The configuration of the measurement unit <NUM> according to yet another embodiment will be described based on <FIG>. In the present embodiment, the light source unit <NUM> is arranged below the sample container <NUM> so as to emit an excitation light beam vertically upward, but the present embodiment differs from the previous embodiment in that a light-shielding plate <NUM> is arranged in the vicinity of the water surface. Such a configuration allows a light beam, which has irradiated microorganisms and passed therethrough in the upward direction, to be shielded by the light-shielding plate <NUM>. Thus, even when the lid <NUM> is not provided, it is possible to perform measurement without the operator feeling dazzling. The other configurations of the light source unit <NUM> and the light-receiving unit <NUM> are similar to those of the previous embodiments. Thus, the description thereof is omitted herein.

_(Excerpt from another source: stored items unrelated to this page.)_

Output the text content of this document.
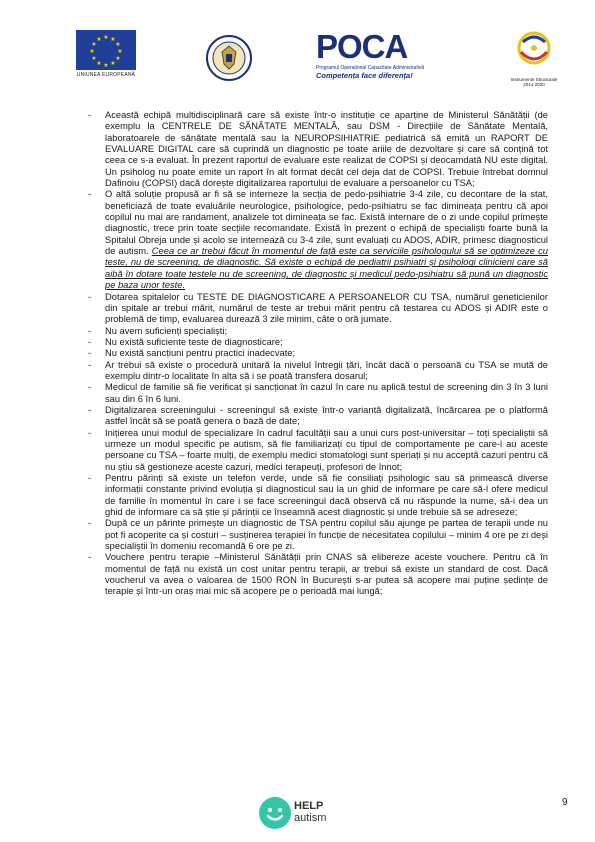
★ ★
★
★
★
★
★
★
★
★
★
★
UNIUNEA EUROPEANĂ
POCA
Programul Operațional Capacitate Administrativă
Competența face diferența!	Instrumente Structurale 2014-2020
- Această echipă multidisciplinară care să existe într-o instituție ce aparține de Ministerul Sănătății (de exemplu la CENTRELE DE SĂNĂTATE MENTALĂ, sau DSM - Direcțiile de Sănătate Mentală, laboratoarele de sănătate mentală sau la NEUROPSIHIATRIE pediatrică să emită un RAPORT DE EVALUARE DIGITAL care să cuprindă un diagnostic pe toate ariile de dezvoltare și care să conțină tot ceea ce s-a evaluat. În prezent raportul de evaluare este realizat de COPSI și deocamdată NU este digital. Un psiholog nu poate emite un raport în alt format decât cel deja dat de COPSI. Trebuie întrebat domnul Dafinoiu (COPSI) dacă dorește digitalizarea raportului de evaluare a persoanelor cu TSA;
- O altă soluție propusă ar fi să se interneze la secția de pedo-psihiatrie 3-4 zile, cu decontare de la stat, beneficiază de toate evaluările neurologice, psihologice, pedo-psihiatru se fac dimineața pentru că apoi copilul nu mai are randament, analizele tot dimineața se fac. Există internare de o zi unde copilul primește diagnostic, trece prin toate secțiile recomandate. Există în prezent o echipă de specialiști foarte bună la Spitalul Obreja unde și acolo se internează cu 3-4 zile, sunt evaluați cu ADOS, ADIR, primesc diagnosticul de autism. Ceea ce ar trebui făcut în momentul de față este ca serviciile psihologului să se optimizeze cu teste, nu de screening, de diagnostic. Să existe o echipă de pediatrii psihiatri și psihologi clinicieni care să aibă în dotare toate testele nu de screening, de diagnostic și medicul pedo-psihiatru să pună un diagnostic pe baza unor teste.
- Dotarea spitalelor cu TESTE DE DIAGNOSTICARE A PERSOANELOR CU TSA, numărul geneticienilor din spitale ar trebui mărit, numărul de teste ar trebui mărit pentru că testarea cu ADOS și ADIR este o problemă de timp, evaluarea durează 3 zile minim, câte o oră jumate.
- Nu avem suficienți specialiști;
- Nu există suficiente teste de diagnosticare;
- Nu există sancțiuni pentru practici inadecvate;
- Ar trebui să existe o procedură unitară la nivelul întregii țări, încât dacă o persoană cu TSA se mută de exemplu dintr-o localitate în alta să i se poată transfera dosarul;
- Medicul de familie să fie verificat și sancționat în cazul în care nu aplică testul de screening din 3 în 3 luni sau din 6 în 6 luni.
- Digitalizarea screeningului - screeningul să existe într-o variantă digitalizată, încărcarea pe o platformă astfel încât să se poată genera o bază de date;
- Inițierea unui modul de specializare în cadrul facultății sau a unui curs post-universitar – toți specialiștii să urmeze un modul specific pe autism, să fie familiarizați cu tipul de comportamente pe care-l au aceste persoane cu TSA – foarte mulți, de exemplu medici stomatologi sunt speriați și nu acceptă cazuri pentru că nu știu să gestioneze aceste cazuri, medici terapeuți, profesori de înnot;
- Pentru părinți să existe un telefon verde, unde să fie consiliați psihologic sau să primească diverse informații constante privind evoluția și diagnosticul sau la un ghid de informare pe care să-l ofere medicul de familie în momentul în care i se face screeningul dacă observă că nu răspunde la nume, să-i dea un ghid de informare ca să știe și părinții ce înseamnă acest diagnostic și unde trebuie să se adreseze;
- După ce un părinte primește un diagnostic de TSA pentru copilul său ajunge pe partea de terapii unde nu pot fi acoperite ca și costuri – susținerea terapiei în funcție de necesitatea copilului – minim 4 ore pe zi deși specialiștii în domeniu recomandă 6 ore pe zi.
- Vouchere pentru terapie –Ministerul Sănătății prin CNAS să elibereze aceste vouchere. Pentru că în momentul de față nu există un cost unitar pentru terapii, ar trebui să existe un standard de cost. Dacă voucherul va avea o valoarea de 1500 RON în București s-ar putea să acopere mai puține ședințe de terapie și într-un oraș mai mic să acopere pe o perioadă mai lungă;
HELP
autism
9
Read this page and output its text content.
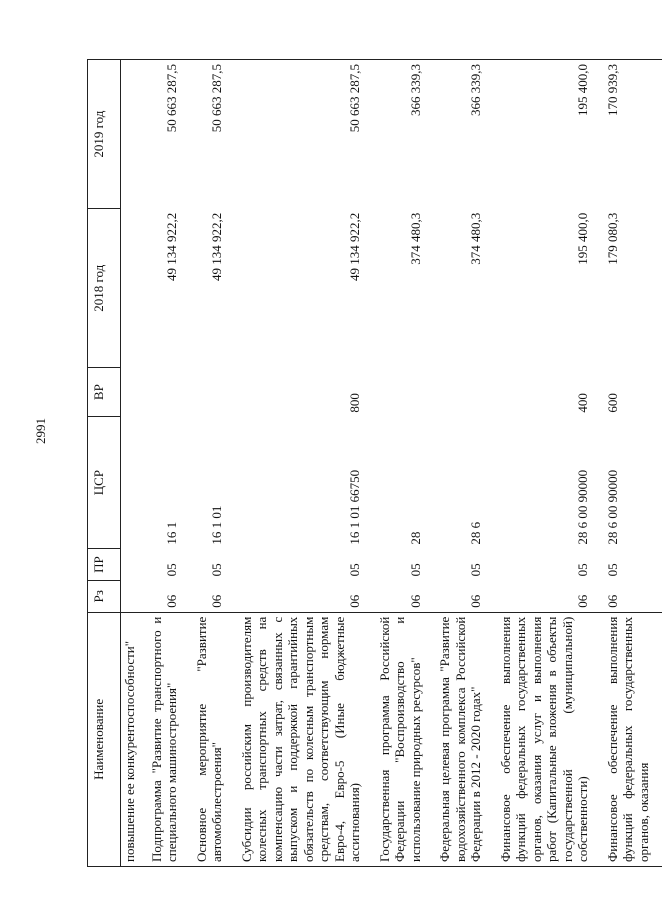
2991
Наименование	Рз	ПР	ЦСР	ВР	2018 год	2019 год
повышение ее конкурентоспособности"						
Подпрограмма "Развитие транспортного и специального машиностроения"	06	05	16 1		49 134 922,2	50 663 287,5
Основное мероприятие "Развитие автомобилестроения"	06	05	16 1 01		49 134 922,2	50 663 287,5
Субсидии российским производителям колесных транспортных средств на компенсацию части затрат, связанных с выпуском и поддержкой гарантийных обязательств по колесным транспортным средствам, соответствующим нормам Евро-4, Евро-5 (Иные бюджетные ассигнования)	06	05	16 1 01 66750	800	49 134 922,2	50 663 287,5
Государственная программа Российской Федерации "Воспроизводство и использование природных ресурсов"	06	05	28		374 480,3	366 339,3
Федеральная целевая программа "Развитие водохозяйственного комплекса Российской Федерации в 2012 - 2020 годах"	06	05	28 6		374 480,3	366 339,3
Финансовое обеспечение выполнения функций федеральных государственных органов, оказания услуг и выполнения работ (Капитальные вложения в объекты государственной (муниципальной) собственности)	06	05	28 6 00 90000	400	195 400,0	195 400,0
Финансовое обеспечение выполнения функций федеральных государственных органов, оказания	06	05	28 6 00 90000	600	179 080,3	170 939,3
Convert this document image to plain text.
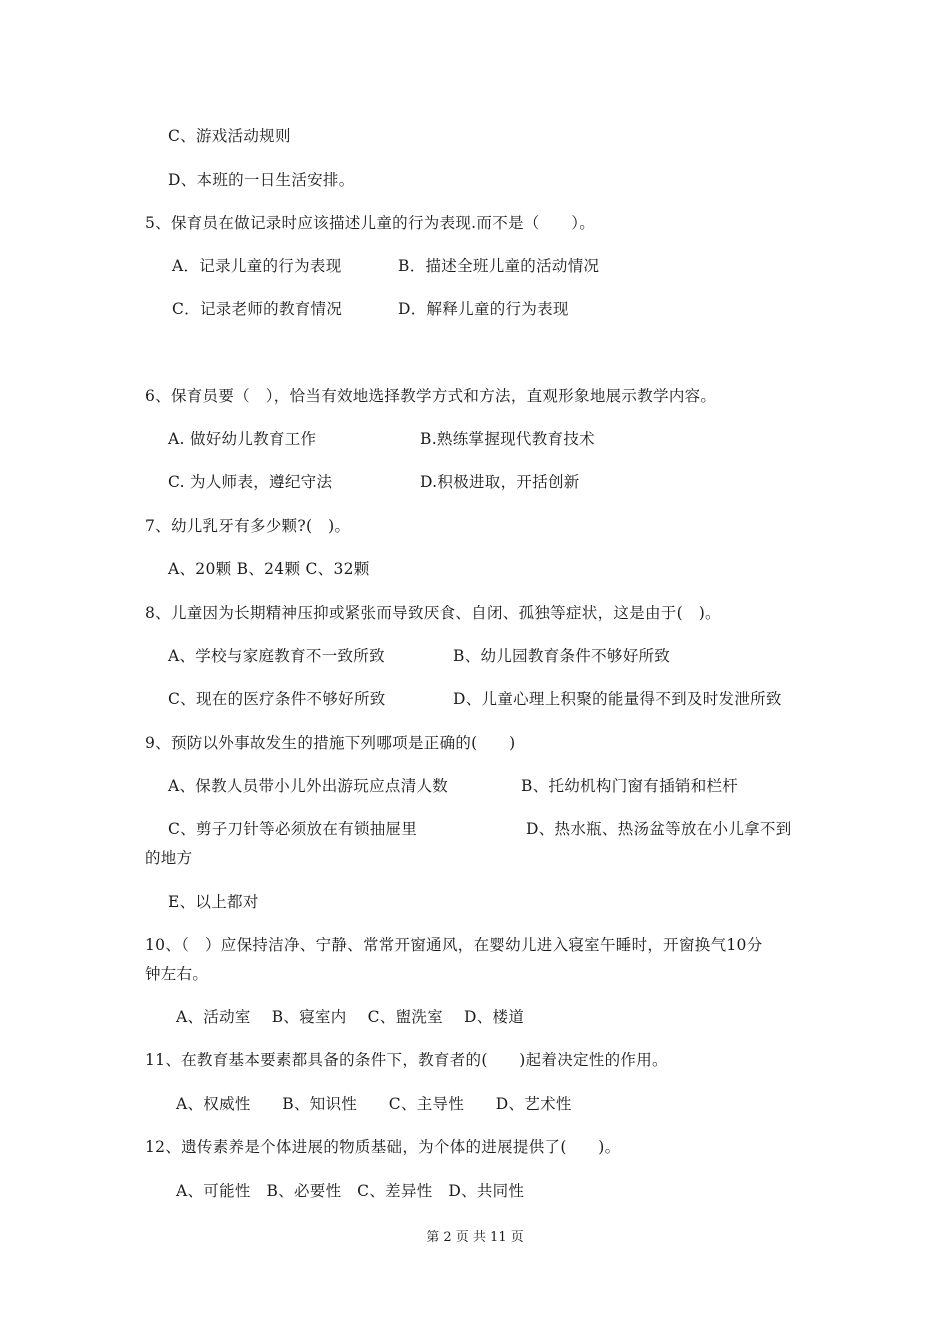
C、游戏活动规则
D、本班的一日生活安排。
5、保育员在做记录时应该描述儿童的行为表现.而不是（　　）。
A．记录儿童的行为表现	B．描述全班儿童的活动情况
C．记录老师的教育情况	D．解释儿童的行为表现
6、保育员要（　），恰当有效地选择教学方式和方法，直观形象地展示教学内容。
A. 做好幼儿教育工作	B.熟练掌握现代教育技术
C. 为人师表，遵纪守法	D.积极进取，开括创新
7、幼儿乳牙有多少颗?(　)。
A、20颗 B、24颗 C、32颗
8、儿童因为长期精神压抑或紧张而导致厌食、自闭、孤独等症状，这是由于(　)。
A、学校与家庭教育不一致所致	B、幼儿园教育条件不够好所致
C、现在的医疗条件不够好所致	D、儿童心理上积聚的能量得不到及时发泄所致
9、预防以外事故发生的措施下列哪项是正确的(　　)
A、保教人员带小儿外出游玩应点清人数	B、托幼机构门窗有插销和栏杆
C、剪子刀针等必须放在有锁抽屉里	D、热水瓶、热汤盆等放在小儿拿不到
的地方
E、以上都对
10、（　）应保持洁净、宁静、常常开窗通风，在婴幼儿进入寝室午睡时，开窗换气10分
钟左右。
A、活动室　 B、寝室内　 C、盥洗室　 D、楼道
11、在教育基本要素都具备的条件下，教育者的(　　)起着决定性的作用。
A、权威性　　B、知识性　　C、主导性　　D、艺术性
12、遗传素养是个体进展的物质基础，为个体的进展提供了(　　)。
A、可能性　B、必要性　C、差异性　D、共同性
第 2 页 共 11 页
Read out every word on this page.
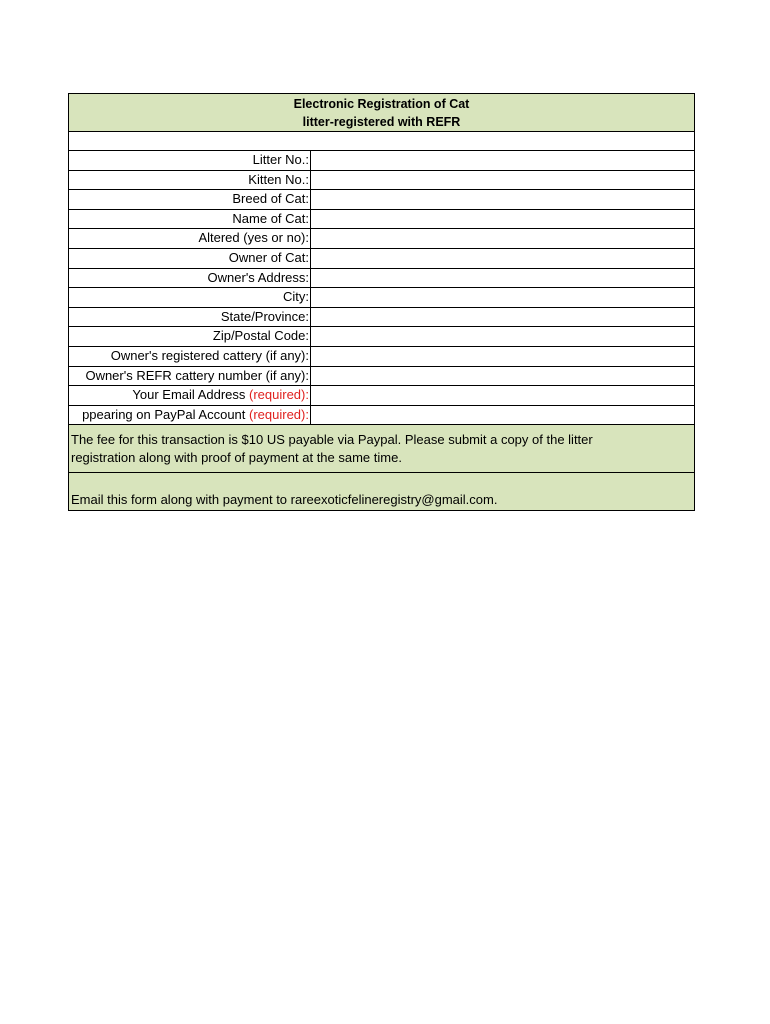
Electronic Registration of Cat
litter-registered with REFR
Litter No.:
Kitten No.:
Breed of Cat:
Name of Cat:
Altered (yes or no):
Owner of Cat:
Owner's Address:
City:
State/Province:
Zip/Postal Code:
Owner's registered cattery (if any):
Owner's REFR cattery number (if any):
Your Email Address (required):
ppearing on PayPal Account (required):
The fee for this transaction is $10 US payable via Paypal. Please submit a copy of the litter
registration along with proof of payment at the same time.
Email this form along with payment to rareexoticfelineregistry@gmail.com.
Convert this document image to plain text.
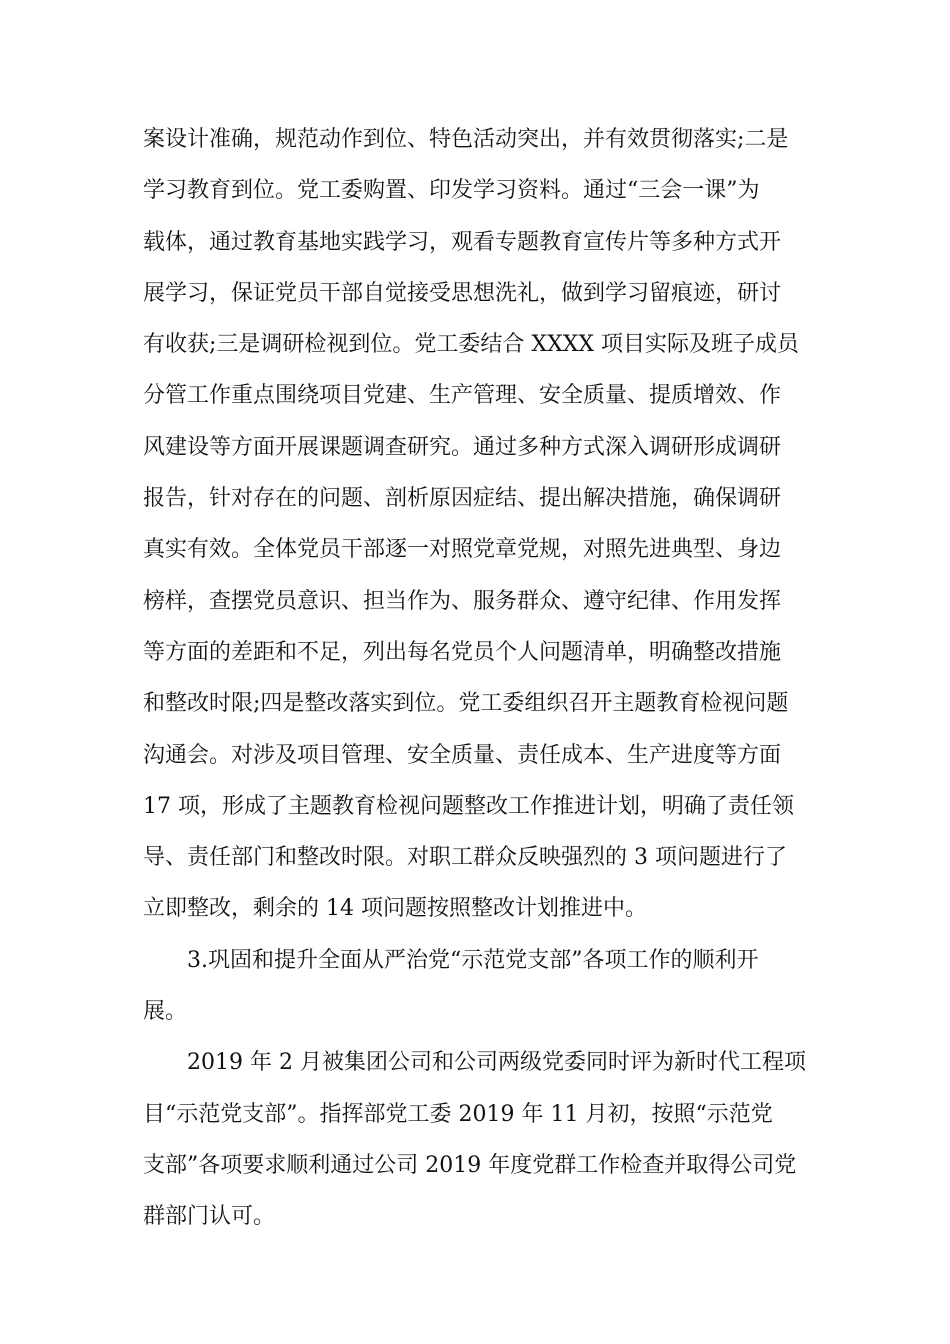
案设计准确，规范动作到位、特色活动突出，并有效贯彻落实;二是
学习教育到位。党工委购置、印发学习资料。通过“三会一课”为
载体，通过教育基地实践学习，观看专题教育宣传片等多种方式开
展学习，保证党员干部自觉接受思想洗礼，做到学习留痕迹，研讨
有收获;三是调研检视到位。党工委结合 XXXX 项目实际及班子成员
分管工作重点围绕项目党建、生产管理、安全质量、提质增效、作
风建设等方面开展课题调查研究。通过多种方式深入调研形成调研
报告，针对存在的问题、剖析原因症结、提出解决措施，确保调研
真实有效。全体党员干部逐一对照党章党规，对照先进典型、身边
榜样，查摆党员意识、担当作为、服务群众、遵守纪律、作用发挥
等方面的差距和不足，列出每名党员个人问题清单，明确整改措施
和整改时限;四是整改落实到位。党工委组织召开主题教育检视问题
沟通会。对涉及项目管理、安全质量、责任成本、生产进度等方面
17 项，形成了主题教育检视问题整改工作推进计划，明确了责任领
导、责任部门和整改时限。对职工群众反映强烈的 3 项问题进行了
立即整改，剩余的 14 项问题按照整改计划推进中。
3.巩固和提升全面从严治党“示范党支部”各项工作的顺利开
展。
2019 年 2 月被集团公司和公司两级党委同时评为新时代工程项
目“示范党支部”。指挥部党工委 2019 年 11 月初，按照“示范党
支部”各项要求顺利通过公司 2019 年度党群工作检查并取得公司党
群部门认可。
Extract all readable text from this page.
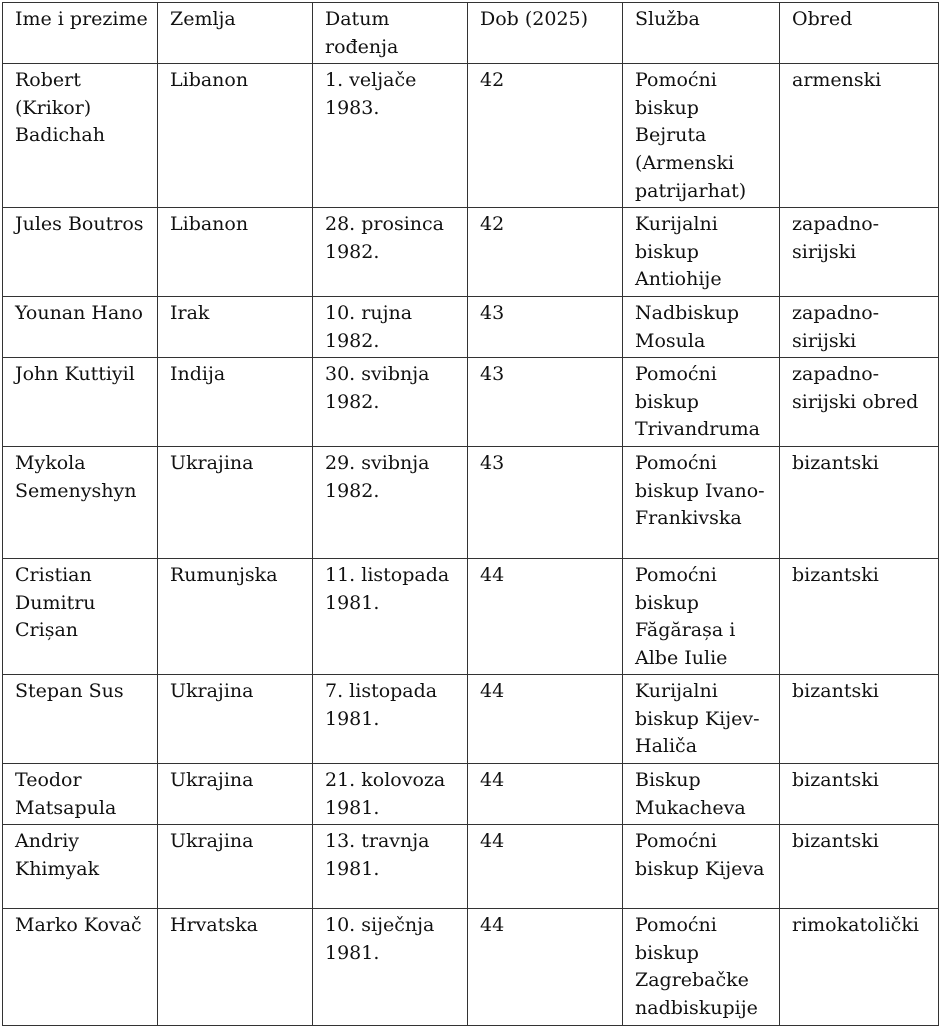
Ime i prezime	Zemlja	Datum rođenja	Dob (2025)	Služba	Obred
Robert (Krikor) Badichah	Libanon	1. veljače 1983.	42	Pomoćni biskup Bejruta (Armenski patrijarhat)	armenski
Jules Boutros	Libanon	28. prosinca 1982.	42	Kurijalni biskup Antiohije	zapadno-sirijski
Younan Hano	Irak	10. rujna 1982.	43	Nadbiskup Mosula	zapadno-sirijski
John Kuttiyil	Indija	30. svibnja 1982.	43	Pomoćni biskup Trivandruma	zapadno-sirijski obred
Mykola Semenyshyn	Ukrajina	29. svibnja 1982.	43	Pomoćni biskup Ivano-Frankivska	bizantski
Cristian Dumitru Crișan	Rumunjska	11. listopada 1981.	44	Pomoćni biskup Făgărașa i Albe Iulie	bizantski
Stepan Sus	Ukrajina	7. listopada 1981.	44	Kurijalni biskup Kijev-Haliča	bizantski
Teodor Matsapula	Ukrajina	21. kolovoza 1981.	44	Biskup Mukacheva	bizantski
Andriy Khimyak	Ukrajina	13. travnja 1981.	44	Pomoćni biskup Kijeva	bizantski
Marko Kovač	Hrvatska	10. siječnja 1981.	44	Pomoćni biskup Zagrebačke nadbiskupije	rimokatolički
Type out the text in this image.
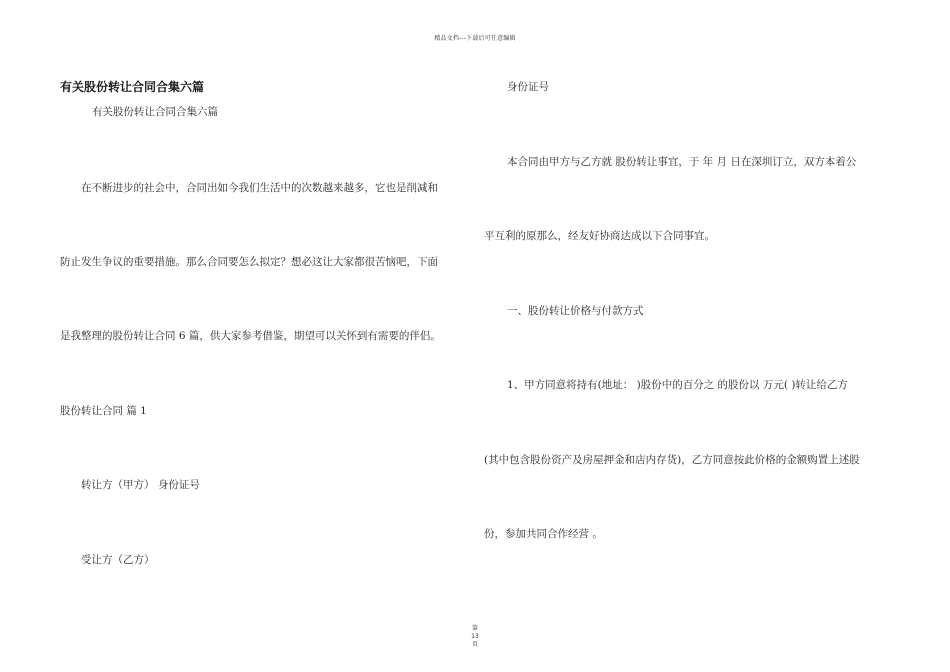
精品文档---下载后可任意编辑
有关股份转让合同合集六篇
有关股份转让合同合集六篇
在不断进步的社会中，合同出如今我们生活中的次数越来越多，它也是削减和
防止发生争议的重要措施。那么合同要怎么拟定？想必这让大家都很苦恼吧，下面
是我整理的股份转让合同 6 篇，供大家参考借鉴，期望可以关怀到有需要的伴侣。
股份转让合同 篇 1
转让方（甲方） 身份证号
受让方（乙方）
身份证号
本合同由甲方与乙方就 股份转让事宜，于 年 月 日在深圳订立，双方本着公
平互利的原那么，经友好协商达成以下合同事宜。
一、股份转让价格与付款方式
1、甲方同意将持有(地址： )股份中的百分之 的股份以 万元( )转让给乙方
(其中包含股份资产及房屋押金和店内存货)，乙方同意按此价格的金额购置上述股
份，参加共同合作经营 。
第
13
页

The configuration of the measurement unit <NUM> according to yet another embodiment will be described based on <FIG>. The present embodiment differs from the previous embodiment in that the optical guide bar <NUM> is provided for excitation light beam irradiation in addition to the light-shielding plate <NUM> provided as in the previous embodiment so that an excitation light beam can be reliably transmitted from the bottom face of the sample container <NUM> to the vicinity of the measurement range of microorganisms. Such a configuration allows a light beam, which has irradiated the microorganisms and passed therethrough in the upward direction, to be shielded by the light-shielding plate <NUM>. Thus, even when the lid <NUM> is not provided, it is possible to perform measurement without the operator feeling dazzling. Further, the measurement range of microorganisms, including its vicinity, can be reliably irradiated with an excitation light beam. The other configurations of the light source unit <NUM> and the light-receiving unit <NUM> are similar to those of the previous embodiments. Thus, the description thereof is omitted herein.

Claim 1:
A microorganism inspection apparatus (<NUM>) for measuring the number of microorganisms in a sample solution, comprising:
a batch-type sample container formed of a light-transmitting material;
stirring/mixing means (<NUM>, <NUM>) for stirring/mixing a sample and a fluorescent staining reagent in the batch-type sample container (<NUM>) to form a sample solution;
an excitation light source (<NUM>) including a light source (<NUM>) that irradiates a horizontal irradiation plane of the sample container (<NUM>) with an excitation light beam in a vertical direction while the sample solution is stirred by the stirring/mixing means;
light-receiving means (<NUM>) arranged on a lateral face side of the sample container (<NUM>), the light-receiving means being configured to detect a fluorescence beam emitted in response to the excitation light beam from the excitation light source (<NUM>); and
control means (<NUM>) for converting the beam detected by the light-receiving means (<NUM>) into an electric signal to detect the number of light emissions, and calculating the number of microorganisms contained in the sample in the sample container (<NUM>) from the number of light emissions, wherein
the stirring/mixing means (<NUM>, <NUM>) and the excitation light source (<NUM>) are arranged such that a direction of the flow of the sample solution due to agitation by the stirring/mixing means and a direction of the irradiation of the excitation light beam from the excitation light source are perpendicular to each other.